Louis Braille ( (listen); French: [lwi bʁaj]; 4 January 1809 – 6 January 1852) was a French educator and inventor of a reading and writing system for use by people who are visually impaired. His system remains virtually unchanged to this day, and is known worldwide simply as braille.

Braille was blinded at the age of three in one eye as a result of an accident with a stitching awl in his father's harness making shop. Consequently, an infection set in and spread to both eyes, resulting in total blindness. At that time there were not many resources in place for the blind but nevertheless, he excelled in his education and received a scholarship to France's Royal Institute for Blind Youth.

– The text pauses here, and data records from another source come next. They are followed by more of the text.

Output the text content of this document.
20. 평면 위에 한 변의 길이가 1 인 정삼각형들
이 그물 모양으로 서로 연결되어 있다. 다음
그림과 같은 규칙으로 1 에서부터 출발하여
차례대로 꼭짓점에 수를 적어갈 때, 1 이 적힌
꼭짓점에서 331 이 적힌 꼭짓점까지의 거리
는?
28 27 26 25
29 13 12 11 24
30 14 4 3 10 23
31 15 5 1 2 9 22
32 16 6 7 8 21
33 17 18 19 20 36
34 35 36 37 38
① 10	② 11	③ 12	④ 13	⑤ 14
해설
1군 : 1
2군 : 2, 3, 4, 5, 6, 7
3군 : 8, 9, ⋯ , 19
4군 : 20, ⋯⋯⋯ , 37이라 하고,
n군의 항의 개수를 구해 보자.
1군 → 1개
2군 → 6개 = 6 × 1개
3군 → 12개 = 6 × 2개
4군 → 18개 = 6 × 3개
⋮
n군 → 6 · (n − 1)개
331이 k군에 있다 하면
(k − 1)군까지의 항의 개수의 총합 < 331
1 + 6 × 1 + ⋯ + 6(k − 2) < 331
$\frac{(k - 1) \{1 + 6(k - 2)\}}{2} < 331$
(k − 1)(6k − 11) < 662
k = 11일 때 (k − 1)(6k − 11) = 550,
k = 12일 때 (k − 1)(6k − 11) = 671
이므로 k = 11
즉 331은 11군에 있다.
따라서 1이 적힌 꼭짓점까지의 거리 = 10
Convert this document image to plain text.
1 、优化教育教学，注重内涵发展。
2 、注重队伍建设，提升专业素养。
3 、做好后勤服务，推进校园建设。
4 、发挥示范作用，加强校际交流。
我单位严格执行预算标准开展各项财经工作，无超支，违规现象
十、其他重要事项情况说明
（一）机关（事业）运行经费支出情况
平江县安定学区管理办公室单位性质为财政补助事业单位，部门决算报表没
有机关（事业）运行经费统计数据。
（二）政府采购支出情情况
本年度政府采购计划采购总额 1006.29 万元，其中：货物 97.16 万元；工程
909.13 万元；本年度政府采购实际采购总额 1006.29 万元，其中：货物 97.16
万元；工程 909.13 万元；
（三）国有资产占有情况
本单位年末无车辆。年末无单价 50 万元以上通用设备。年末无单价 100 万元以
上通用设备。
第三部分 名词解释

While still a student there, he began developing a system of tactile code that could allow blind people to read and write quickly and efficiently. Inspired by the system invented by Charles Barbier, Braille constructed a new method that was more compact and lent itself to a range of uses, including music. He presented his work to his peers for the first time in 1824.

In adulthood, Louis Braille served as a professor at the Institute and had an avocation as a musician, but he largely spent the remainder of his life refining and extending his system. It went unused by most educators for many years after his death, but posterity has recognized braille as a revolutionary invention, and it has been adapted for use in languages worldwide.